Back in March was my 20th anniversary of being a Suicidegirl. I wanted to take a mini photoset of myself for a sort of now and then but life happened and time got away with me, as time and life have a tendency to do. When I was small an hour felt like eons. But now that I am old a year feels like a nanosecond. Time is a funny thing like that.
There's also the matter of my eroding self confidence, which has never been stellar to begin with. I've always been the rebellious sort but can't seem to rebel enough to love myself for who I am, because self love is the ultimate act of rebellion.

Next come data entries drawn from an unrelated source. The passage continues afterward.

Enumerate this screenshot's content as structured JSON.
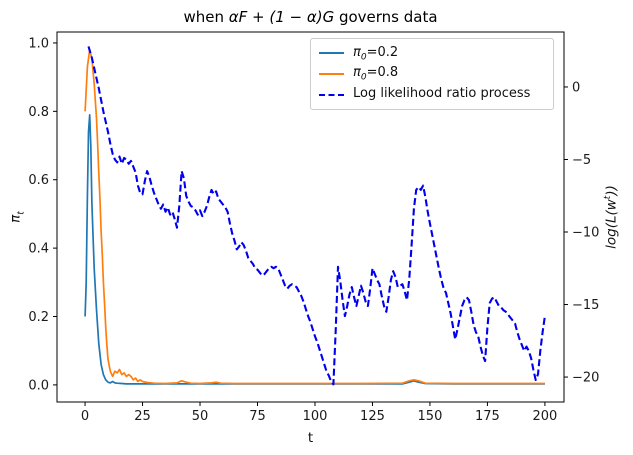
{
  "title": {
    "prefix": "when ",
    "math": "αF + (1 − α)G",
    "suffix": " governs data"
  },
  "axes": {
    "x_label": "t",
    "left_label": {
      "base": "π",
      "sub": "t"
    },
    "right_label": {
      "pre": "log(L(w",
      "sup": "t",
      "post": "))"
    },
    "x_ticks": [
      {
        "v": 0,
        "label": "0"
      },
      {
        "v": 25,
        "label": "25"
      },
      {
        "v": 50,
        "label": "50"
      },
      {
        "v": 75,
        "label": "75"
      },
      {
        "v": 100,
        "label": "100"
      },
      {
        "v": 125,
        "label": "125"
      },
      {
        "v": 150,
        "label": "150"
      },
      {
        "v": 175,
        "label": "175"
      },
      {
        "v": 200,
        "label": "200"
      }
    ],
    "left_ticks": [
      {
        "v": 0.0,
        "label": "0.0"
      },
      {
        "v": 0.2,
        "label": "0.2"
      },
      {
        "v": 0.4,
        "label": "0.4"
      },
      {
        "v": 0.6,
        "label": "0.6"
      },
      {
        "v": 0.8,
        "label": "0.8"
      },
      {
        "v": 1.0,
        "label": "1.0"
      }
    ],
    "right_ticks": [
      {
        "v": 0,
        "label": "0"
      },
      {
        "v": -5,
        "label": "−5"
      },
      {
        "v": -10,
        "label": "−10"
      },
      {
        "v": -15,
        "label": "−15"
      },
      {
        "v": -20,
        "label": "−20"
      }
    ]
  },
  "legend": {
    "position": "upper right",
    "items": [
      {
        "base": "π",
        "sub": "0",
        "rest": "=0.2",
        "color": "#1f77b4",
        "dashed": false
      },
      {
        "base": "π",
        "sub": "0",
        "rest": "=0.8",
        "color": "#ff7f0e",
        "dashed": false
      },
      {
        "base": "Log likelihood ratio process",
        "sub": "",
        "rest": "",
        "color": "#0000ee",
        "dashed": true
      }
    ]
  },
  "chart_data": {
    "type": "line",
    "title": "when αF + (1 − α)G governs data",
    "xlabel": "t",
    "ylabel_left": "π_t",
    "ylabel_right": "log(L(w^t))",
    "xlim": [
      -12.2,
      208.3
    ],
    "ylim_left": [
      -0.05,
      1.032
    ],
    "ylim_right": [
      -21.72,
      3.79
    ],
    "grid": false,
    "series": [
      {
        "name": "π0=0.2",
        "axis": "left",
        "color": "#1f77b4",
        "style": "solid",
        "points": [
          [
            0,
            0.2
          ],
          [
            0.5,
            0.3
          ],
          [
            1,
            0.55
          ],
          [
            1.5,
            0.74
          ],
          [
            2,
            0.79
          ],
          [
            2.5,
            0.7
          ],
          [
            3,
            0.53
          ],
          [
            4,
            0.34
          ],
          [
            5,
            0.22
          ],
          [
            6,
            0.12
          ],
          [
            7,
            0.06
          ],
          [
            8,
            0.03
          ],
          [
            9,
            0.015
          ],
          [
            10,
            0.008
          ],
          [
            11,
            0.006
          ],
          [
            12,
            0.01
          ],
          [
            13,
            0.006
          ],
          [
            14,
            0.005
          ],
          [
            16,
            0.004
          ],
          [
            18,
            0.003
          ],
          [
            20,
            0.003
          ],
          [
            30,
            0.003
          ],
          [
            40,
            0.003
          ],
          [
            60,
            0.003
          ],
          [
            80,
            0.003
          ],
          [
            100,
            0.003
          ],
          [
            120,
            0.003
          ],
          [
            138,
            0.003
          ],
          [
            141,
            0.008
          ],
          [
            143,
            0.012
          ],
          [
            145,
            0.008
          ],
          [
            148,
            0.004
          ],
          [
            160,
            0.003
          ],
          [
            180,
            0.003
          ],
          [
            200,
            0.003
          ]
        ]
      },
      {
        "name": "π0=0.8",
        "axis": "left",
        "color": "#ff7f0e",
        "style": "solid",
        "points": [
          [
            0,
            0.8
          ],
          [
            1,
            0.93
          ],
          [
            2,
            0.98
          ],
          [
            3,
            0.955
          ],
          [
            4,
            0.88
          ],
          [
            5,
            0.78
          ],
          [
            5.5,
            0.7
          ],
          [
            6,
            0.62
          ],
          [
            6.5,
            0.54
          ],
          [
            7,
            0.45
          ],
          [
            7.5,
            0.38
          ],
          [
            8,
            0.3
          ],
          [
            8.5,
            0.235
          ],
          [
            9,
            0.17
          ],
          [
            9.5,
            0.115
          ],
          [
            10,
            0.075
          ],
          [
            11,
            0.04
          ],
          [
            12,
            0.025
          ],
          [
            13,
            0.04
          ],
          [
            14,
            0.035
          ],
          [
            15,
            0.045
          ],
          [
            16,
            0.03
          ],
          [
            17,
            0.035
          ],
          [
            18,
            0.025
          ],
          [
            19,
            0.03
          ],
          [
            20,
            0.025
          ],
          [
            21,
            0.015
          ],
          [
            22,
            0.02
          ],
          [
            23,
            0.01
          ],
          [
            24,
            0.015
          ],
          [
            25,
            0.01
          ],
          [
            27,
            0.007
          ],
          [
            30,
            0.005
          ],
          [
            35,
            0.004
          ],
          [
            40,
            0.006
          ],
          [
            42,
            0.012
          ],
          [
            44,
            0.008
          ],
          [
            46,
            0.005
          ],
          [
            50,
            0.004
          ],
          [
            55,
            0.006
          ],
          [
            57,
            0.008
          ],
          [
            59,
            0.005
          ],
          [
            65,
            0.004
          ],
          [
            80,
            0.004
          ],
          [
            100,
            0.004
          ],
          [
            120,
            0.004
          ],
          [
            138,
            0.005
          ],
          [
            141,
            0.012
          ],
          [
            143,
            0.015
          ],
          [
            145,
            0.012
          ],
          [
            148,
            0.005
          ],
          [
            160,
            0.004
          ],
          [
            180,
            0.004
          ],
          [
            200,
            0.004
          ]
        ]
      },
      {
        "name": "Log likelihood ratio process",
        "axis": "right",
        "color": "#0000ee",
        "style": "dashed",
        "points": [
          [
            1.5,
            2.8
          ],
          [
            3,
            2.0
          ],
          [
            4,
            1.3
          ],
          [
            5,
            0.6
          ],
          [
            6,
            -0.1
          ],
          [
            7,
            -0.9
          ],
          [
            8,
            -1.7
          ],
          [
            9,
            -2.4
          ],
          [
            10,
            -3.1
          ],
          [
            11,
            -3.9
          ],
          [
            12,
            -4.6
          ],
          [
            13,
            -5.0
          ],
          [
            14,
            -5.2
          ],
          [
            15,
            -4.8
          ],
          [
            16,
            -5.3
          ],
          [
            17,
            -4.9
          ],
          [
            18,
            -5.0
          ],
          [
            19,
            -5.3
          ],
          [
            20,
            -5.1
          ],
          [
            21,
            -5.5
          ],
          [
            22,
            -5.9
          ],
          [
            23,
            -6.8
          ],
          [
            24,
            -7.3
          ],
          [
            25,
            -7.4
          ],
          [
            26,
            -6.5
          ],
          [
            27,
            -5.8
          ],
          [
            28,
            -6.2
          ],
          [
            29,
            -6.8
          ],
          [
            30,
            -7.3
          ],
          [
            31,
            -7.7
          ],
          [
            32,
            -8.1
          ],
          [
            33,
            -8.4
          ],
          [
            34,
            -8.1
          ],
          [
            35,
            -8.6
          ],
          [
            36,
            -8.3
          ],
          [
            37,
            -8.8
          ],
          [
            38,
            -8.6
          ],
          [
            39,
            -9.1
          ],
          [
            40,
            -9.7
          ],
          [
            41,
            -8.2
          ],
          [
            42,
            -5.8
          ],
          [
            43,
            -6.3
          ],
          [
            44,
            -7.5
          ],
          [
            45,
            -7.9
          ],
          [
            46,
            -8.2
          ],
          [
            47,
            -8.3
          ],
          [
            48,
            -8.5
          ],
          [
            49,
            -8.8
          ],
          [
            50,
            -8.5
          ],
          [
            51,
            -8.9
          ],
          [
            52,
            -8.6
          ],
          [
            53,
            -8.2
          ],
          [
            54,
            -7.6
          ],
          [
            55,
            -7.1
          ],
          [
            56,
            -7.4
          ],
          [
            57,
            -7.2
          ],
          [
            58,
            -7.7
          ],
          [
            59,
            -7.9
          ],
          [
            60,
            -8.1
          ],
          [
            61,
            -8.3
          ],
          [
            62,
            -8.6
          ],
          [
            63,
            -9.4
          ],
          [
            64,
            -10.1
          ],
          [
            65,
            -10.6
          ],
          [
            66,
            -11.2
          ],
          [
            67,
            -11.0
          ],
          [
            68,
            -10.7
          ],
          [
            69,
            -10.9
          ],
          [
            70,
            -11.3
          ],
          [
            71,
            -11.8
          ],
          [
            72,
            -12.0
          ],
          [
            73,
            -12.2
          ],
          [
            74,
            -12.5
          ],
          [
            75,
            -12.6
          ],
          [
            76,
            -12.8
          ],
          [
            77,
            -13.0
          ],
          [
            78,
            -12.9
          ],
          [
            79,
            -12.7
          ],
          [
            80,
            -12.5
          ],
          [
            81,
            -12.4
          ],
          [
            82,
            -12.5
          ],
          [
            83,
            -12.4
          ],
          [
            84,
            -12.5
          ],
          [
            85,
            -12.9
          ],
          [
            86,
            -13.3
          ],
          [
            87,
            -13.7
          ],
          [
            88,
            -13.9
          ],
          [
            89,
            -13.7
          ],
          [
            90,
            -13.6
          ],
          [
            91,
            -13.7
          ],
          [
            92,
            -13.8
          ],
          [
            93,
            -14.1
          ],
          [
            94,
            -14.4
          ],
          [
            95,
            -14.8
          ],
          [
            96,
            -15.3
          ],
          [
            97,
            -15.8
          ],
          [
            98,
            -16.2
          ],
          [
            99,
            -16.7
          ],
          [
            100,
            -17.2
          ],
          [
            101,
            -17.6
          ],
          [
            102,
            -18.1
          ],
          [
            103,
            -18.6
          ],
          [
            104,
            -19.1
          ],
          [
            105,
            -19.6
          ],
          [
            106,
            -19.9
          ],
          [
            107,
            -20.3
          ],
          [
            108,
            -20.5
          ],
          [
            109,
            -16.8
          ],
          [
            110,
            -12.4
          ],
          [
            111,
            -13.4
          ],
          [
            112,
            -14.7
          ],
          [
            113,
            -15.8
          ],
          [
            114,
            -15.1
          ],
          [
            115,
            -14.3
          ],
          [
            116,
            -13.8
          ],
          [
            117,
            -14.5
          ],
          [
            118,
            -15.1
          ],
          [
            119,
            -14.4
          ],
          [
            120,
            -13.7
          ],
          [
            121,
            -14.2
          ],
          [
            122,
            -14.8
          ],
          [
            123,
            -15.1
          ],
          [
            124,
            -13.9
          ],
          [
            125,
            -12.5
          ],
          [
            126,
            -12.9
          ],
          [
            127,
            -13.3
          ],
          [
            128,
            -13.6
          ],
          [
            129,
            -14.4
          ],
          [
            130,
            -15.1
          ],
          [
            131,
            -15.5
          ],
          [
            132,
            -14.5
          ],
          [
            133,
            -13.3
          ],
          [
            134,
            -12.7
          ],
          [
            135,
            -13.1
          ],
          [
            136,
            -13.8
          ],
          [
            137,
            -13.7
          ],
          [
            138,
            -13.6
          ],
          [
            139,
            -14.1
          ],
          [
            140,
            -14.7
          ],
          [
            141,
            -13.2
          ],
          [
            142,
            -10.9
          ],
          [
            143,
            -8.4
          ],
          [
            144,
            -7.1
          ],
          [
            145,
            -6.9
          ],
          [
            146,
            -7.1
          ],
          [
            147,
            -6.8
          ],
          [
            148,
            -7.6
          ],
          [
            149,
            -8.6
          ],
          [
            150,
            -9.4
          ],
          [
            151,
            -10.2
          ],
          [
            152,
            -11.0
          ],
          [
            153,
            -11.8
          ],
          [
            154,
            -12.6
          ],
          [
            155,
            -13.3
          ],
          [
            156,
            -13.9
          ],
          [
            157,
            -14.2
          ],
          [
            158,
            -14.9
          ],
          [
            159,
            -15.6
          ],
          [
            160,
            -16.5
          ],
          [
            161,
            -17.4
          ],
          [
            162,
            -16.7
          ],
          [
            163,
            -15.9
          ],
          [
            164,
            -15.1
          ],
          [
            165,
            -14.7
          ],
          [
            166,
            -14.5
          ],
          [
            167,
            -14.7
          ],
          [
            168,
            -15.5
          ],
          [
            169,
            -16.4
          ],
          [
            170,
            -16.9
          ],
          [
            171,
            -17.2
          ],
          [
            172,
            -17.9
          ],
          [
            173,
            -18.5
          ],
          [
            174,
            -18.9
          ],
          [
            175,
            -16.6
          ],
          [
            176,
            -14.9
          ],
          [
            177,
            -14.6
          ],
          [
            178,
            -14.5
          ],
          [
            179,
            -14.8
          ],
          [
            180,
            -15.1
          ],
          [
            181,
            -15.2
          ],
          [
            182,
            -15.4
          ],
          [
            183,
            -15.5
          ],
          [
            184,
            -15.7
          ],
          [
            185,
            -15.9
          ],
          [
            186,
            -16.1
          ],
          [
            187,
            -16.3
          ],
          [
            188,
            -16.9
          ],
          [
            189,
            -17.4
          ],
          [
            190,
            -17.8
          ],
          [
            191,
            -18.2
          ],
          [
            192,
            -17.9
          ],
          [
            193,
            -18.2
          ],
          [
            194,
            -18.7
          ],
          [
            195,
            -19.5
          ],
          [
            196,
            -20.2
          ],
          [
            197,
            -19.8
          ],
          [
            198,
            -18.2
          ],
          [
            199,
            -16.9
          ],
          [
            200,
            -15.8
          ]
        ]
      }
    ]
  }
}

I was gifted a second hand desk top computer from my mother several months ago and only managed to find time today to set it up. It's a strange and nostalgic feeling, typing this blog entry on a standard sort of keyboard and sitting at a desk. It is so wonderfully and wholly familiar. For a moment, I am young again.
How have I been?
I've been ok. I'm still recovering from a long relationship with an emotionally damaged, philandering, manipulative and yet altogether beautiful and wrecked person. It's been a year and nine months since I ended things and I fear I will remain this warped and muted version of myself. Although occasionally I suddenly remember something about my old self and have simple moments of a quiet "eureka".
I'm still bartending and taking care of horses. And of course I'm still raising hell whenever I get the chance. I don't feel like I'm 42.